Tuttavia, il rientro dagli spogliatoi ha mostrato un volto leggermente diverso della compagine ospite, che ha concesso qualcosa di troppo ai padroni di casa a causa di una gestione del pallone meno precisa. «Nella ripresa, al contrario di quanto fatto inizialmente, l'avvio non è stato dei migliori e abbiamo incassato una rete che si poteva tranquillamente evitare» ha ammesso con onestà il mister.
L'episodio che ha portato al rigore per la Costa Orientale Sarda è nato proprio da un'incertezza nella manovra di impostazione dal basso, un aspetto su cui Angheleddu intende mantenere alta l'attenzione. «Abbiamo commesso un errore in fase di costruzione che ha permesso loro di recuperare la sfera in posizione avanzata, trovando l'imbucata corretta per procurarsi il penalty» ha spiegato l'allenatore.
Nonostante il brivido iniziale del secondo tempo, il Monastir ha saputo riorganizzarsi velocemente, chiudendo ogni spazio e impedendo alla formazione locale di riaprire seriamente il discorso nel finale di gara. «Dopo quel momento di difficoltà, siamo tornati a gestire la situazione con ordine, senza permettere agli avversari di creare pericoli reali verso la nostra porta» ha sottolineato con soddisfazione.
Il successo nel derby rappresenta un'iniezione di fiducia fondamentale in vista di un calendario che non concederà pause, con una serie di impegni ravvicinati che metteranno a dura prova la tenuta fisica e mentale dell'intero organico. La profondità della rosa sarà dunque la chiave per mantenere questi ritmi anche nelle prossime uscite stagionali.

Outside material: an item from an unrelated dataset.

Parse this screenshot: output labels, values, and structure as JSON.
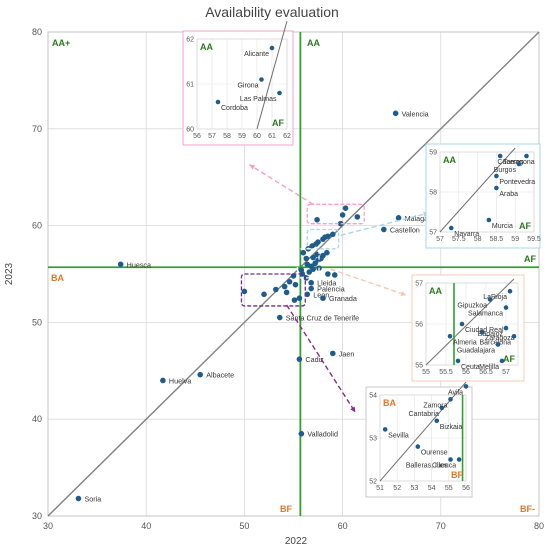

«Attualmente ci troviamo di fronte a un ciclo molto intenso, con tre sfide da disputare nel giro di una sola settimana; in questo frangente sarà essenziale amministrare le energie nel modo più intelligente possibile» ha dichiarato Angheleddu, guardando già alle prossime tappe che attendono i suoi calciatori.
La fiducia del tecnico nel materiale umano a sua disposizione resta comunque altissima, grazie alla disponibilità mostrata quotidianamente da ogni componente dello spogliatoio. «Il gruppo sta fornendo delle risposte davvero significative e questo ci permette di affrontare gli impegni futuri con maggiore forza e consapevolezza» ha concluso l'allenatore del Monastir.